United CEO confident business travel eventually will return — but says airline will need to reduce employment until it does

United Airlines CEO Scott Kirby said he thinks business travel ultimately will return to pre-COVID-19 levels, but he doesn’t expect that to happen anytime soon — and certainly not before there is a vaccine.

Kirby, speaking Wednesday morning on CNBC’s “Squawk Box,” said this scenario will have an “impact on employment.”

United is one of the 10 largest employers in New Jersey.

“We are going to have to reduce the size of the airline, and it is going to be until there is a widely available vaccine and, because of that, we are going to have to reduce employment,” he said. “So, I am confident that we can make it through the crisis without any more funding, but it is also going to have an impact on employment.”

Kirby said demand in July — when COVID-19 cases have picked up dramatically around the country — is less than it was in June. This has resulted in historically low ticket prices, but he feels demand will gradually return by the end of the year.

Kirby said he is more concerned about revenue numbers — and feels they are tied to a potential vaccine.

“We really focus a lot more on revenue, because that is the best measure of demand and, unfortunately, it is down … at the moment to 83%,” he said. “We think there will be a gradual recovery in that, but we don’t expect to get anywhere close to normal until there is a vaccine that has been widely distributed to a large part of the population.

“Our guess is that revenue will get to about 50% of what it was in 2019 in a pre-vaccine world. Once we get past a vaccine and it is widely distributed, we will quickly recover toward 100%, but our guess is we are going to plateau at 50% until we get to a vaccine.”

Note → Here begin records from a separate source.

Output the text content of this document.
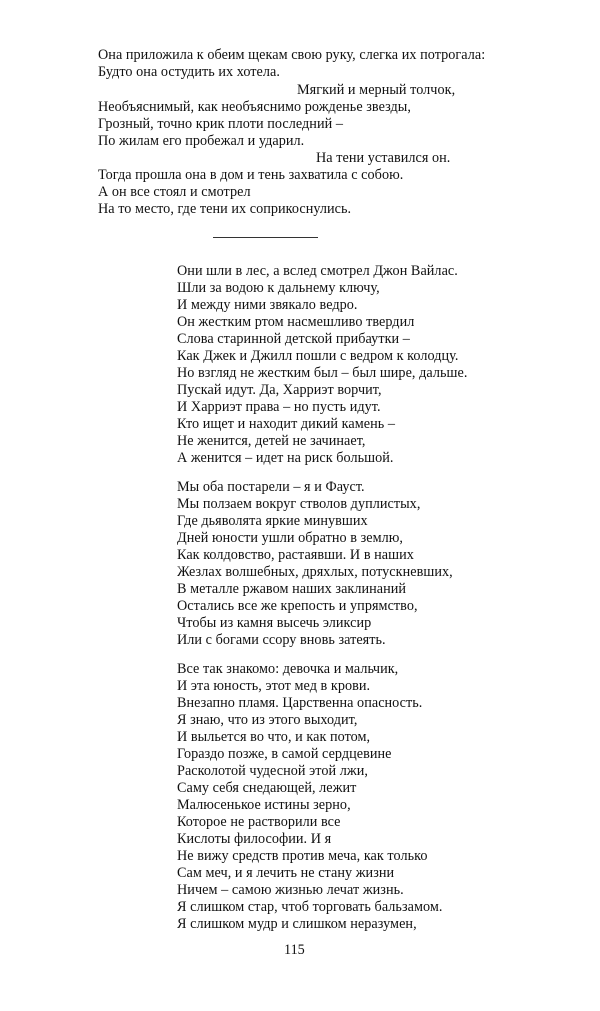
Она приложила к обеим щекам свою руку, слегка их потрогала:
Будто она остудить их хотела.
Мягкий и мерный толчок,
Необъяснимый, как необъяснимо рожденье звезды,
Грозный, точно крик плоти последний –
По жилам его пробежал и ударил.
На тени уставился он.
Тогда прошла она в дом и тень захватила с собою.
А он все стоял и смотрел
На то место, где тени их соприкоснулись.
Они шли в лес, а вслед смотрел Джон Вайлас.
Шли за водою к дальнему ключу,
И между ними звякало ведро.
Он жестким ртом насмешливо твердил
Слова старинной детской прибаутки –
Как Джек и Джилл пошли с ведром к колодцу.
Но взгляд не жестким был – был шире, дальше.
Пускай идут. Да, Харриэт ворчит,
И Харриэт права – но пусть идут.
Кто ищет и находит дикий камень –
Не женится, детей не зачинает,
А женится – идет на риск большой.
Мы оба постарели – я и Фауст.
Мы ползаем вокруг стволов дуплистых,
Где дьяволята яркие минувших
Дней юности ушли обратно в землю,
Как колдовство, растаявши. И в наших
Жезлах волшебных, дряхлых, потускневших,
В металле ржавом наших заклинаний
Остались все же крепость и упрямство,
Чтобы из камня высечь эликсир
Или с богами ссору вновь затеять.
Все так знакомо: девочка и мальчик,
И эта юность, этот мед в крови.
Внезапно пламя. Царственна опасность.
Я знаю, что из этого выходит,
И выльется во что, и как потом,
Гораздо позже, в самой сердцевине
Расколотой чудесной этой лжи,
Саму себя снедающей, лежит
Малюсенькое истины зерно,
Которое не растворили все
Кислоты философии. И я
Не вижу средств против меча, как только
Сам меч, и я лечить не стану жизни
Ничем – самою жизнью лечат жизнь.
Я слишком стар, чтоб торговать бальзамом.
Я слишком мудр и слишком неразумен,
115
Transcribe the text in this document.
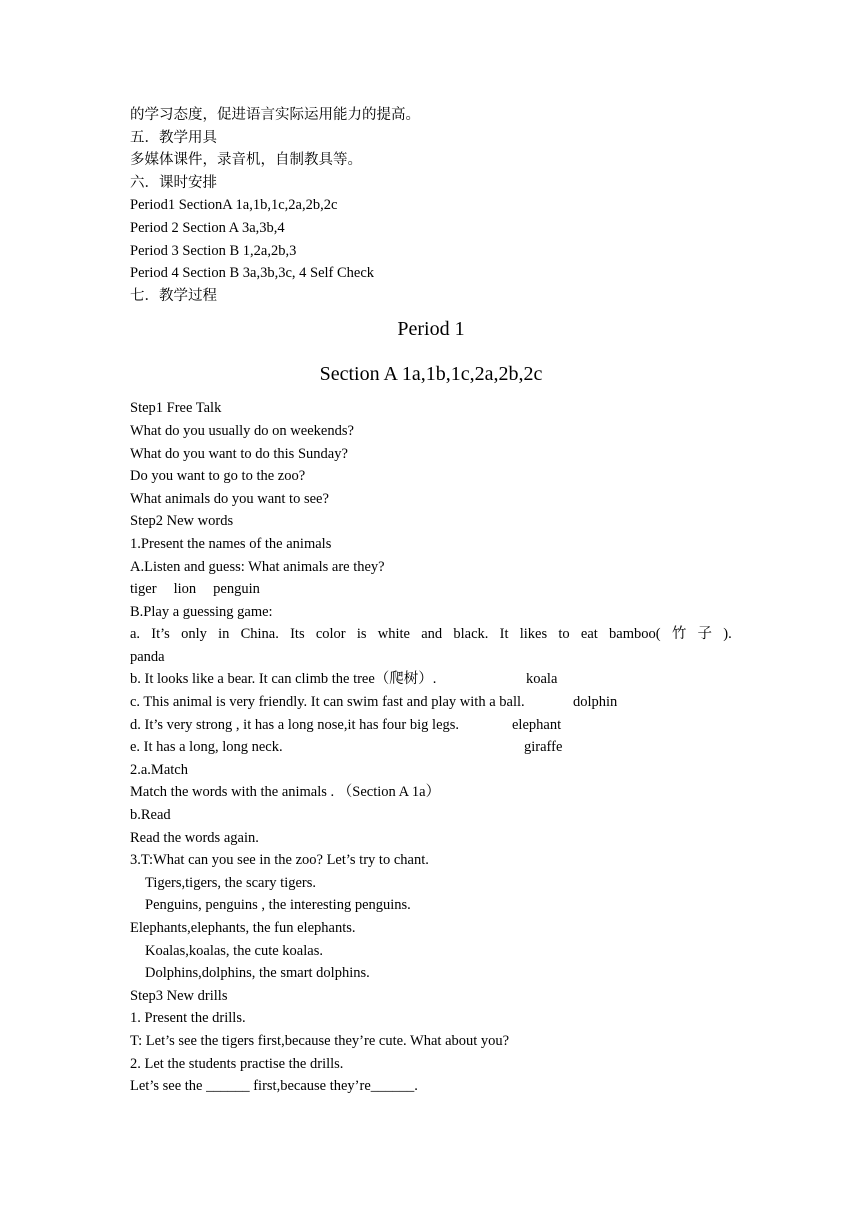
的学习态度，促进语言实际运用能力的提高。
五．教学用具
多媒体课件，录音机，自制教具等。
六．课时安排
Period1 SectionA 1a,1b,1c,2a,2b,2c
Period 2 Section A 3a,3b,4
Period 3 Section B 1,2a,2b,3
Period 4 Section B 3a,3b,3c, 4 Self Check
七．教学过程
Period 1
Section A 1a,1b,1c,2a,2b,2c
Step1 Free Talk
What do you usually do on weekends?
What do you want to do this Sunday?
Do you want to go to the zoo?
What animals do you want to see?
Step2 New words
1.Present the names of the animals
A.Listen and guess: What animals are they?
tiger lion penguin
B.Play a guessing game:
a. It’s only in China. Its color is white and black. It likes to eat bamboo( 竹 子 ).
panda
b. It looks like a bear. It can climb the tree（爬树）.	koala
c. This animal is very friendly. It can swim fast and play with a ball.	dolphin
d. It’s very strong , it has a long nose,it has four big legs.	elephant
e. It has a long, long neck.	giraffe
2.a.Match
Match the words with the animals . （Section A 1a）
b.Read
Read the words again.
3.T:What can you see in the zoo? Let’s try to chant.
Tigers,tigers, the scary tigers.
Penguins, penguins , the interesting penguins.
Elephants,elephants, the fun elephants.
Koalas,koalas, the cute koalas.
Dolphins,dolphins, the smart dolphins.
Step3 New drills
1. Present the drills.
T: Let’s see the tigers first,because they’re cute. What about you?
2. Let the students practise the drills.
Let’s see the ______ first,because they’re______.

Long-term, Kirby said he is confident business travel will return — saying there is no replacing face-to-face meetings.

“We went through this 20 years ago, when video conferencing first started and everyone thought it was going to decimate business travel — and it did exactly the opposite,” he said. “If anything, it helped grow business travel, because we need to be there in person.

“My guess is that it will take time, it won’t happen immediately, but the first time a business loses a corporate account to a sales team that took a team to dinner instead of doing a Zoom call, they will be back on the road.”